倒れる際、夏川さんを手放したものの、なんと彼女は僕に抱き付き、二人とも水たまりにダイブすることに!
おかげで服はびしょびしょ。しかも盛大に転んだあげく、イヤホンマイクも水没してしまい機能が停止してしまう。携帯の本体も電源が入らない事体だ。
物損だけならまだ良かった。買い換えれば済む話だからさ。
でも問題は――。
「はっくちゅん」
夏川さんは露出が多めのワンピースドレスということもあり、早速躰が冷えてしまった様子。

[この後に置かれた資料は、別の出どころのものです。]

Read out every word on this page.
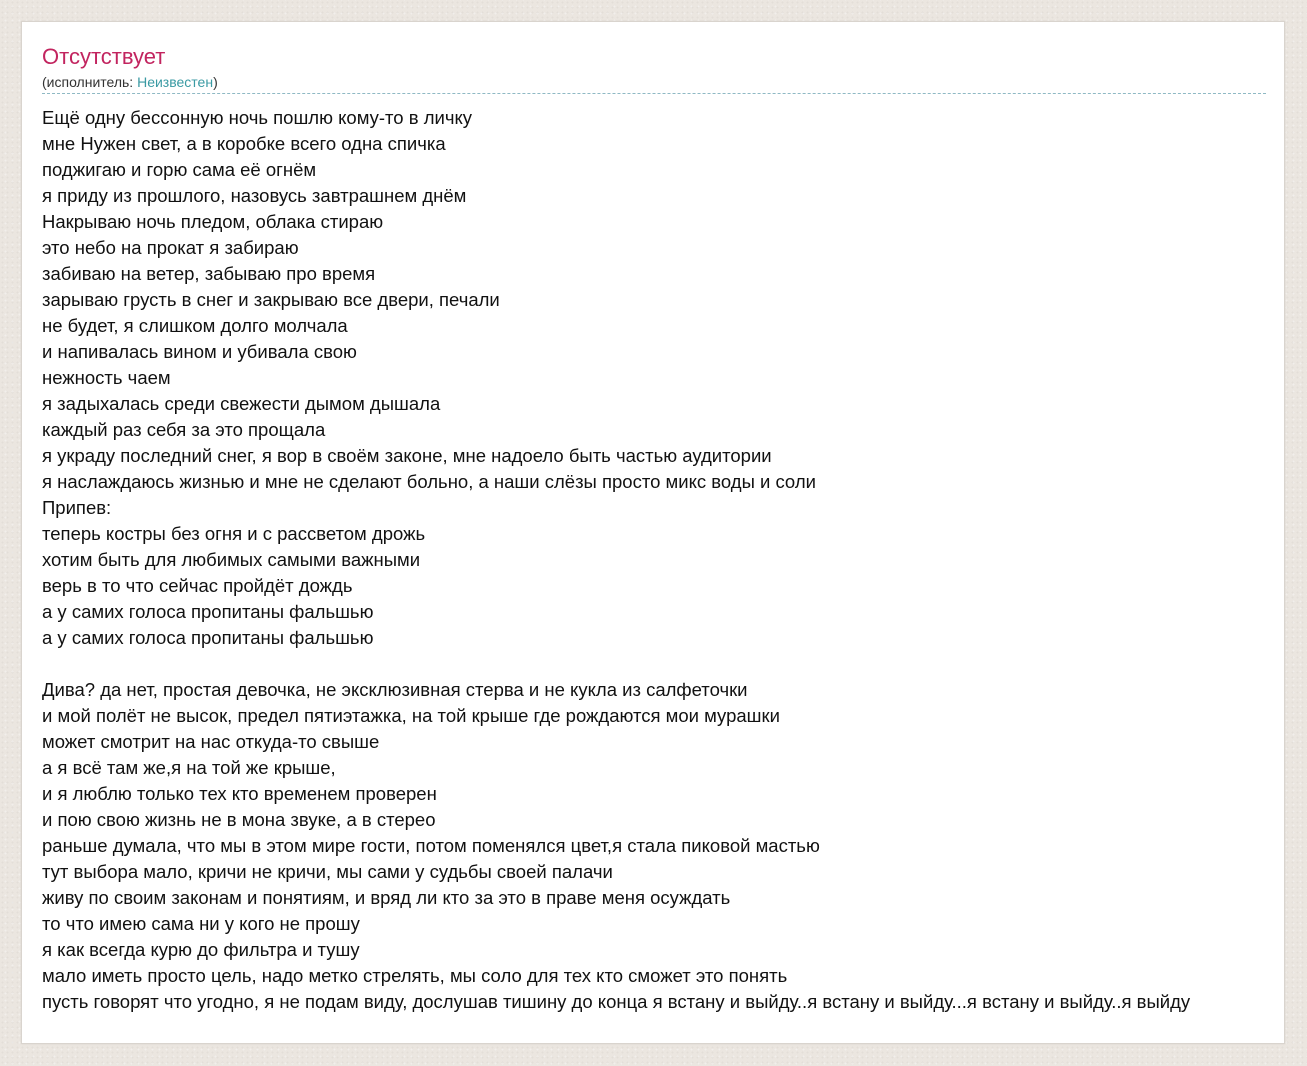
Отсутствует
(исполнитель: Неизвестен)
Ещё одну бессонную ночь пошлю кому-то в личку
мне Нужен свет, а в коробке всего одна спичка
поджигаю и горю сама её огнём
я приду из прошлого, назовусь завтрашнем днём
Накрываю ночь пледом, облака стираю
это небо на прокат я забираю
забиваю на ветер, забываю про время
зарываю грусть в снег и закрываю все двери, печали
не будет, я слишком долго молчала
и напивалась вином и убивала свою
нежность чаем
я задыхалась среди свежести дымом дышала
каждый раз себя за это прощала
я украду последний снег, я вор в своём законе, мне надоело быть частью аудитории
я наслаждаюсь жизнью и мне не сделают больно, а наши слёзы просто микс воды и соли
Припев:
теперь костры без огня и с рассветом дрожь
хотим быть для любимых самыми важными
верь в то что сейчас пройдёт дождь
а у самих голоса пропитаны фальшью
а у самих голоса пропитаны фальшью
Дива? да нет, простая девочка, не эксклюзивная стерва и не кукла из салфеточки
и мой полёт не высок, предел пятиэтажка, на той крыше где рождаются мои мурашки
может смотрит на нас откуда-то свыше
а я всё там же,я на той же крыше,
и я люблю только тех кто временем проверен
и пою свою жизнь не в мона звуке, а в стерео
раньше думала, что мы в этом мире гости, потом поменялся цвет,я стала пиковой мастью
тут выбора мало, кричи не кричи, мы сами у судьбы своей палачи
живу по своим законам и понятиям, и вряд ли кто за это в праве меня осуждать
то что имею сама ни у кого не прошу
я как всегда курю до фильтра и тушу
мало иметь просто цель, надо метко стрелять, мы соло для тех кто сможет это понять
пусть говорят что угодно, я не подам виду, дослушав тишину до конца я встану и выйду..я встану и выйду...я встану и выйду..я выйду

ニ、三度くしゃみをした後、暖を取るように僕に抱き付いてくる。
「夏川さん⁉︎」
「らって寒いんだもん。翔太きゅんの体はあったかーい。ずっとこうしてていい?」
ラブホテル街で泥酔したワンピースドレスの美少女に抱き付かれているという現状。
控えめに言ってやばい!
万が一、こんなところを大橋くんに目撃されてしまったら……。
「早く離れてくださいって。歩けないじゃないですか!」
「ええー。翔太きゅんがびしょびしょに濡らしたくせに」
それを言われちゃうと返す言葉がないけれども!
「じゃあさ……翔太きゅんの代わりに暖が取れるところに連れてってよ。しずく、あのお城に行きたいー!」
「いや……あれは――」
「
気が付けば夏川さんの全身は小刻みに震え出していた。
女の子の体温は男に比べて低い。しかも露出した服でびしょ濡れになんだから、そりゃ寒いよね?
元はと言えば僕がドジを踏んで転んでしまったことが原因だし……このまま夏川さんに風邪を引かせるわけにはいかない――よね?
ああっ、もう! なんて日だ!
僕は人生で最も葛藤した末、夏川さんの暖を取ることを最優先することにした。